Inundated With Questions
White summarized the situation with an observation and a recommendation. “Unfortunately, many payers are inundated with questions,” she said. “Their call centers are overburdened and their service teams are unable to answer calls.
“At the moment, the transition to Form 2010 is overwhelming payers with a flood of issues that surface as tens of thousands of providers submit claims,” White explained. “Thus, the single most important thing labs can do is to carefully scrutinize all payments as they come in—and throughout the transition period—to make sure they are being paid accurately and appropriately within their contracted guidelines.
“Remember, this time period is not ‘business as usual’ for any payer,” concluded White. “Therefore, the laboratory should be prepared to act promptly as it receives claims, identifies problems, and, prepares to resubmit claims. Prompt attention and action in this regard will help the lab avoid significant interruption in payment remittals by payers.”
Biggest Payers Ready For Form 5010 Claims
MOST OF THE NATION’S largest payers have completed the transition to HIPAA Form 5010. “They are paying claims in a timely fashion,” said Lâle White, Executive Chairman and CEO of XIFIN, Inc.
“For example, large payers, such as Aetna, Cigna, Humana, Health Partners, and most of the Blue Cross/Blue Shield plans are ready,” she said. “Availity, which handles Florida Medicaid, and some of the clearinghouses, such as Capario and Emdeon, are ready.
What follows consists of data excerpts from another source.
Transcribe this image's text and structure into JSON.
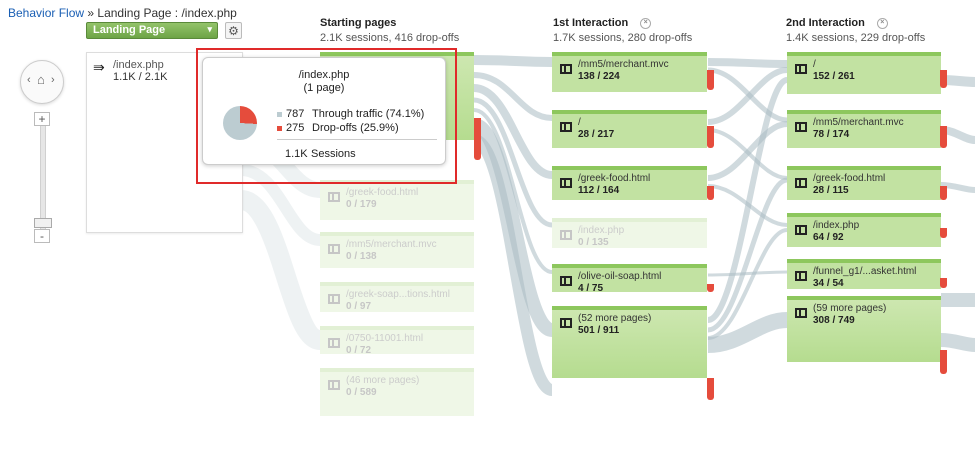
{
  "breadcrumb": {
    "root": "Behavior Flow",
    "sep": "»",
    "current": "Landing Page : /index.php"
  },
  "dimension_dropdown": {
    "value": "Landing Page",
    "caret": "▾"
  },
  "gear": "⚙",
  "nav": {
    "left": "‹",
    "home": "⌂",
    "right": "›"
  },
  "zoom": {
    "plus": "+",
    "minus": "-"
  },
  "landing": {
    "arrow": "⇛",
    "title": "/index.php",
    "stats": "1.1K / 2.1K"
  },
  "columns": [
    {
      "title": "Starting pages",
      "sub": "2.1K sessions, 416 drop-offs"
    },
    {
      "title": "1st Interaction",
      "sub": "1.7K sessions, 280 drop-offs",
      "close": "×"
    },
    {
      "title": "2nd Interaction",
      "sub": "1.4K sessions, 229 drop-offs",
      "close": "×"
    }
  ],
  "starting_nodes": [
    {
      "name": "/greek-food.html",
      "count": "0 / 179"
    },
    {
      "name": "/mm5/merchant.mvc",
      "count": "0 / 138"
    },
    {
      "name": "/greek-soap...tions.html",
      "count": "0 / 97"
    },
    {
      "name": "/0750-11001.html",
      "count": "0 / 72"
    },
    {
      "name": "(46 more pages)",
      "count": "0 / 589"
    }
  ],
  "first_interaction": [
    {
      "name": "/mm5/merchant.mvc",
      "count": "138 / 224"
    },
    {
      "name": "/",
      "count": "28 / 217"
    },
    {
      "name": "/greek-food.html",
      "count": "112 / 164"
    },
    {
      "name": "/index.php",
      "count": "0 / 135"
    },
    {
      "name": "/olive-oil-soap.html",
      "count": "4 / 75"
    },
    {
      "name": "(52 more pages)",
      "count": "501 / 911"
    }
  ],
  "second_interaction": [
    {
      "name": "/",
      "count": "152 / 261"
    },
    {
      "name": "/mm5/merchant.mvc",
      "count": "78 / 174"
    },
    {
      "name": "/greek-food.html",
      "count": "28 / 115"
    },
    {
      "name": "/index.php",
      "count": "64 / 92"
    },
    {
      "name": "/funnel_g1/...asket.html",
      "count": "34 / 54"
    },
    {
      "name": "(59 more pages)",
      "count": "308 / 749"
    }
  ],
  "tooltip": {
    "title": "/index.php",
    "subtitle": "(1 page)",
    "through_value": "787",
    "through_label": "Through traffic (74.1%)",
    "drop_value": "275",
    "drop_label": "Drop-offs (25.9%)",
    "sessions_value": "1.1K",
    "sessions_label": "Sessions",
    "through_share": 0.741,
    "drop_share": 0.259
  },
  "colors": {
    "node_green": "#c2e2a2",
    "node_top": "#8dc75d",
    "dropoff_red": "#e54c3c",
    "through_grey": "#bcccd1",
    "link_grey": "#9aaeb6",
    "highlight_box": "#e02a2a"
  }
}
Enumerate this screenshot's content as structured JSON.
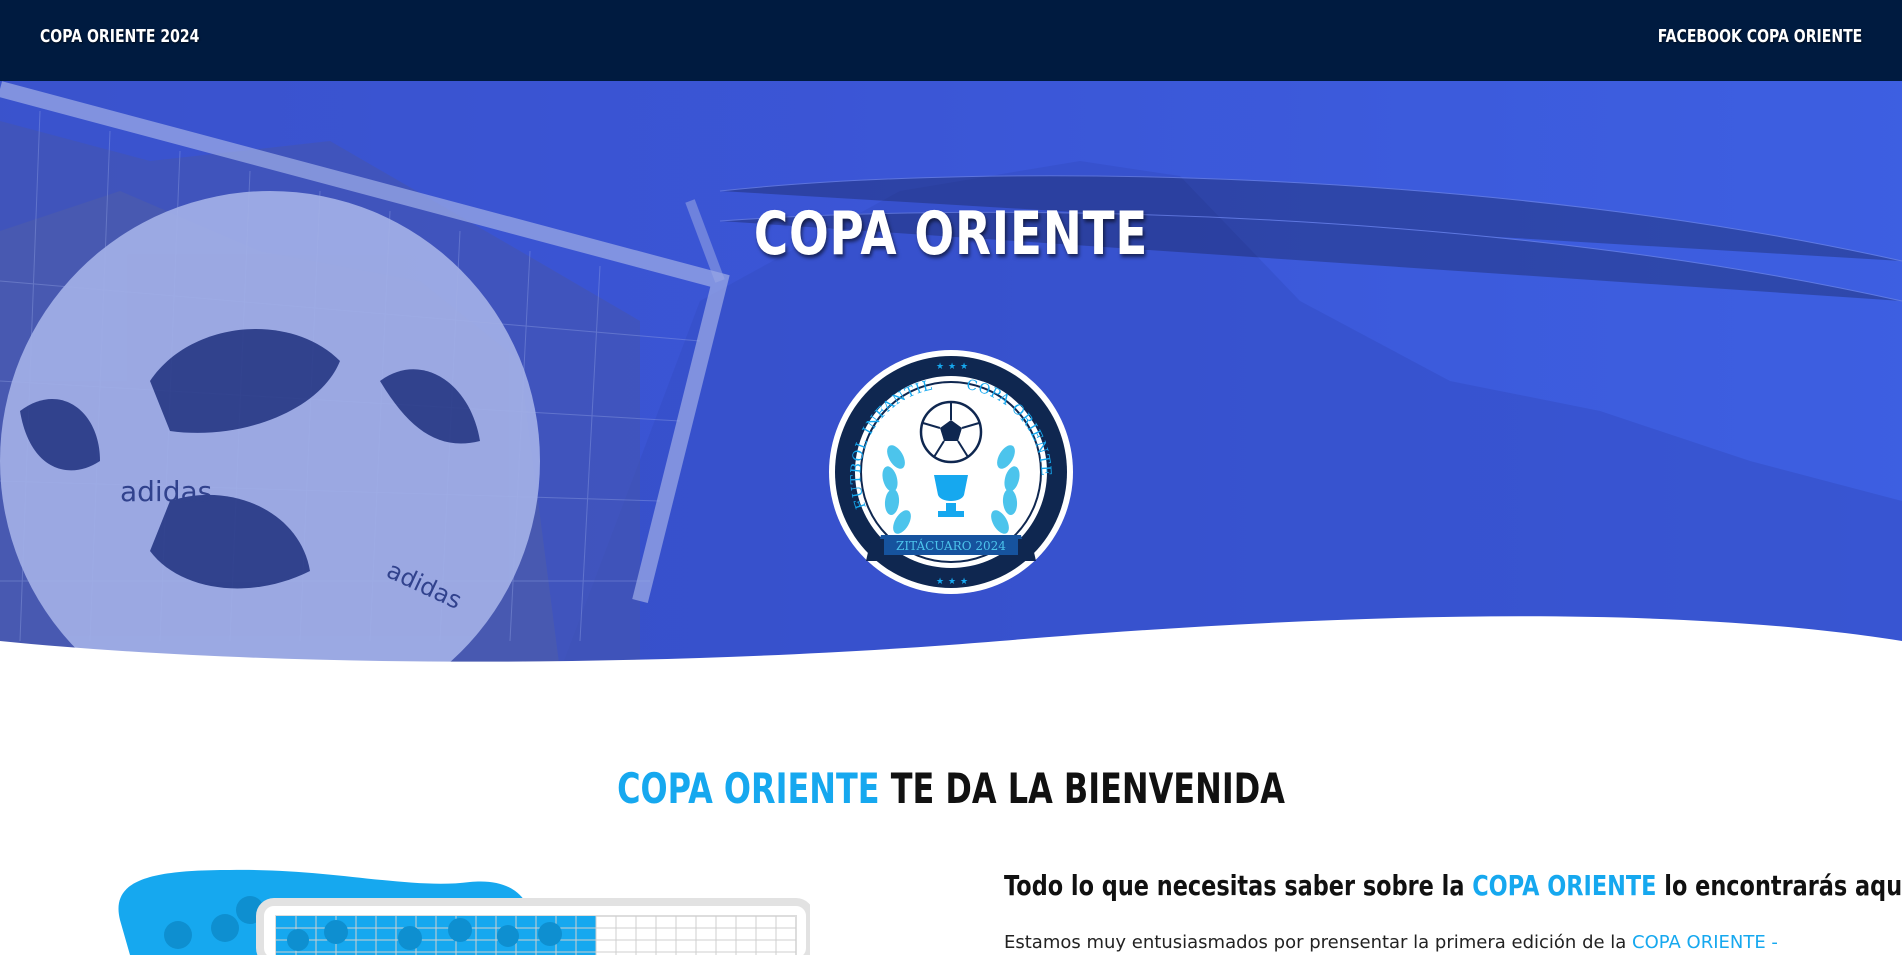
{
  "nav": {
    "brand": "COPA ORIENTE 2024",
    "facebook_link": "FACEBOOK COPA ORIENTE"
  },
  "hero": {
    "title": "COPA ORIENTE",
    "badge": {
      "top_left_text": "FUTBOL INFANTIL",
      "top_right_text": "COPA ORIENTE",
      "ribbon_text": "ZITÁCUARO 2024"
    },
    "ball_brand": "adidas"
  },
  "welcome": {
    "highlight": "COPA ORIENTE",
    "rest": "TE DA LA BIENVENIDA"
  },
  "info": {
    "heading_before": "Todo lo que necesitas saber sobre la ",
    "heading_highlight": "COPA ORIENTE",
    "heading_after": " lo encontrarás aquí:",
    "paragraph_before": "Estamos muy entusiasmados por prensentar la primera edición de la ",
    "paragraph_highlight": "COPA ORIENTE -"
  },
  "colors": {
    "navbar": "#001b40",
    "accent": "#16a8ef",
    "hero_blue": "#3a5ad6"
  }
}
“All of the Medicare administrative carriers (MAC) are live and in production,” explained White. “However, at some MACs, there remain a number of outstanding issues that are still being resolved, even though they are converted to 5010.
“On the opposite end of the spectrum, Kansas and Missouri Blue Cross are still in testing mode and are not ready to go live,” she noted. “GHI, the same. HMSA in Hawaii is live for 5010 production but is still in testing mode for supplementary files. This means denials for providers who deal with Hawaiian payers. There are hopes that HMSA will be fully up to speed with 5010 in February.”
Across the nation, it is a different story with state Medicaid programs. “A number of Medicaid payers are not ready yet,” observed White. “New York Medicaid is one of them. In California, MediCal will not even begin testing its system for 5010 claims until the summer.”